"You really did. It is in excellent preservation, Sir Richard says; he and his companions appear to have spent the whole morning in exploring it."

"How could they find their way?" Dick asked. "It looked so awfully dark!"

"They took lanterns, of course."

"Did they find anything, Uncle Theophilus—treasures, I mean?"

"No, merely a few casks of wine and brandy at the far end of the passage near the house. Don't you want to know where the other entrance is? Well, I can tell you. When the explorers had walked what seemed an interminable distance to them, but what was really about half a mile, I suppose, they found themselves in a large cellar, in a corner of which was a flight of well-worn stone steps, so narrow as to admit of only one person climbing them at a time. Sir Richard went up first and the others followed. They mounted higher and higher till they came to a heavy oaken door which was wide open, and passing through the doorway, they found themselves in a small, long-ways room furnished with a wooden bedstead, a table, and a single chair. There was a door in the wall of the little room—I don't mean the one leading to the stone steps, but another directly opposite—which, when opened after some difficulty, for it was locked, and had to be forced, revealed what proved to be a huge sheet of canvas framed in wood—apparently the back of a picture." The doctor paused, and glanced from one to the other of his listeners with a smile. They were regarding him with almost breathless interest.

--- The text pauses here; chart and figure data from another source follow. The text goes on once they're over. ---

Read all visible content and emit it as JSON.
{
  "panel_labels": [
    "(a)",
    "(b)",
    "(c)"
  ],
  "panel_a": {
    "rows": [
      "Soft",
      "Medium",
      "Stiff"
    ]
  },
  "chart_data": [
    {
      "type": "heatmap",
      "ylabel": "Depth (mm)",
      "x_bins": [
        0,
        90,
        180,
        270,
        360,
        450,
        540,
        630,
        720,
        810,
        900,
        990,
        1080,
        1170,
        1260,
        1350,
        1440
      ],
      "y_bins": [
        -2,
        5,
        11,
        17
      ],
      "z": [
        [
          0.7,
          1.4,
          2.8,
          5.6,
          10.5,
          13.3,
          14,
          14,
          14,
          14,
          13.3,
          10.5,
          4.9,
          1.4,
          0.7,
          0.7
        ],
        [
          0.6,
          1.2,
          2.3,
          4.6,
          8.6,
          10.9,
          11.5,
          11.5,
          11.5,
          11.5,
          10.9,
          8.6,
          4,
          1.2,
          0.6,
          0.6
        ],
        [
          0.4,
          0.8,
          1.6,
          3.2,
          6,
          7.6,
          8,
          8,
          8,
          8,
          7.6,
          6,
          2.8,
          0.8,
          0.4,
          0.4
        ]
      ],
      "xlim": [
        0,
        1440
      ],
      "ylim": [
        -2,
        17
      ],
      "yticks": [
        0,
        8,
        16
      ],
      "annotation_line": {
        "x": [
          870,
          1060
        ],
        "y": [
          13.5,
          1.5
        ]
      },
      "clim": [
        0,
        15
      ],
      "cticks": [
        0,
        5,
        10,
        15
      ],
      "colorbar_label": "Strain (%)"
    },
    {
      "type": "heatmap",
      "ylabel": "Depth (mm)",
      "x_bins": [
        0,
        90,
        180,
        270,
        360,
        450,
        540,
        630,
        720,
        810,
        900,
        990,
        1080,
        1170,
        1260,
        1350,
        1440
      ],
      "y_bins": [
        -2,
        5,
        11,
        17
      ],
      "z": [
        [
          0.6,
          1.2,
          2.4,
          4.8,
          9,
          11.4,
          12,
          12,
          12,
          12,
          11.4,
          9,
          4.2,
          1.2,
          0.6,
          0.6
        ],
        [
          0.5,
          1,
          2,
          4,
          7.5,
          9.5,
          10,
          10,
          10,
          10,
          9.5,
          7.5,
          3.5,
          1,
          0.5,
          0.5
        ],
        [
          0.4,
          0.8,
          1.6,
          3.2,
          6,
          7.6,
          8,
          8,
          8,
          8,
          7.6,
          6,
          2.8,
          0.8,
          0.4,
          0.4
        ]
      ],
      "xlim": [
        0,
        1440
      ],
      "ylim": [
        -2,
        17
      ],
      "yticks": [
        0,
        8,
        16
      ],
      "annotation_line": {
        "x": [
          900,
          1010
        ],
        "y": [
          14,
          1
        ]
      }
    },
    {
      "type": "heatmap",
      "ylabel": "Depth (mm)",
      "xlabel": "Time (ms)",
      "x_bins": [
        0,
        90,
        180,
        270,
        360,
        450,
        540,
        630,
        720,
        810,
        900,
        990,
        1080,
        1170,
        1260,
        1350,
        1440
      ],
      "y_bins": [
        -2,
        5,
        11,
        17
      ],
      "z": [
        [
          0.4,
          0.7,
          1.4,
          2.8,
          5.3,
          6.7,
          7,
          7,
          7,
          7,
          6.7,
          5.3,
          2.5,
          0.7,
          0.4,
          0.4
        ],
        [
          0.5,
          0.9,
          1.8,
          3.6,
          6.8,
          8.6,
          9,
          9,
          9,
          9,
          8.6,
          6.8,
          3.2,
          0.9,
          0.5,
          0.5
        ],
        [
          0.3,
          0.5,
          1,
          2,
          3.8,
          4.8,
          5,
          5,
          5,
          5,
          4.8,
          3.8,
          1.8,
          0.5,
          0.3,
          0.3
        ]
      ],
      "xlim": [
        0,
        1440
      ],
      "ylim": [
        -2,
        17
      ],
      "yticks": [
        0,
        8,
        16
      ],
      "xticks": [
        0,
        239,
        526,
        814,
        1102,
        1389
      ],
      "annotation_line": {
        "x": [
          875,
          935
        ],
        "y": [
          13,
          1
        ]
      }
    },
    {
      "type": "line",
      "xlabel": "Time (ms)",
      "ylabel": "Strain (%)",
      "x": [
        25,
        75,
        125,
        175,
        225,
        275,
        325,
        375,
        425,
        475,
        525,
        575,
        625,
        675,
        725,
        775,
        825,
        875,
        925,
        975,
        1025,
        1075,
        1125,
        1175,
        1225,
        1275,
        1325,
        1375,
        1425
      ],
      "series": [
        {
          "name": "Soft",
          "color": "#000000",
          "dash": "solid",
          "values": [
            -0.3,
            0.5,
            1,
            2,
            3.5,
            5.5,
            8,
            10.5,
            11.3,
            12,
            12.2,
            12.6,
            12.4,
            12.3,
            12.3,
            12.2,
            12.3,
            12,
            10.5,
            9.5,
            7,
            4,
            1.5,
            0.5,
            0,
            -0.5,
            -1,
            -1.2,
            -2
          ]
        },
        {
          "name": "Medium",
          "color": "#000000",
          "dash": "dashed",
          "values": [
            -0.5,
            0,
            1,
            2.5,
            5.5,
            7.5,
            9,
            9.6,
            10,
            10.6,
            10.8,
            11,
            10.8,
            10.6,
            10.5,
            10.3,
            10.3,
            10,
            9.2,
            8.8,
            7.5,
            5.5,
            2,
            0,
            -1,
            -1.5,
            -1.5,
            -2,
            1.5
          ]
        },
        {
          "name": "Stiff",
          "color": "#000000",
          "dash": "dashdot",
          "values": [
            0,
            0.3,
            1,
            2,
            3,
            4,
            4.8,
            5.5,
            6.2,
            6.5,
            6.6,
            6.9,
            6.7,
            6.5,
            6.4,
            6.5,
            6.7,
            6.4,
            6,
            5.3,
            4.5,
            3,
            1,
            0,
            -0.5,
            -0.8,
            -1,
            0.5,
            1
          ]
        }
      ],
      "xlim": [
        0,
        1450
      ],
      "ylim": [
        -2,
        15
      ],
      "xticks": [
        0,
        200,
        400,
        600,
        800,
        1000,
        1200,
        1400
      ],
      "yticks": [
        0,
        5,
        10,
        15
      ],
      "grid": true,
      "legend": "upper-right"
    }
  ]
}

"Well?" said Miss Warren eagerly.

"Well?" echoed Dick.

"After careful examination Sir Richard discovered a mark like a cross in the wood at the bottom of the canvas; he pressed it with his finger, and so must have touched a hidden spring, for immediately the great sheet of canvas silently slid to one side, leaving an aperture in the wall through which Sir Richard stepped, and found himself in the picture-gallery of his own house!"

"Theophilus!" cried Miss Warren incredulously, whilst Dick was struck silent with astonishment.

"Yes; the secret passage leads from the sea-shore to the Manor House," Dr. Warren said impressively, "where the entrance is hidden by the picture of Paul Gidley, the martyr. I saw the little room behind the picture myself this afternoon, and Sir Richard wants you to see it too, Mary Ann. Don't you think you might call at the Manor House to-morrow?"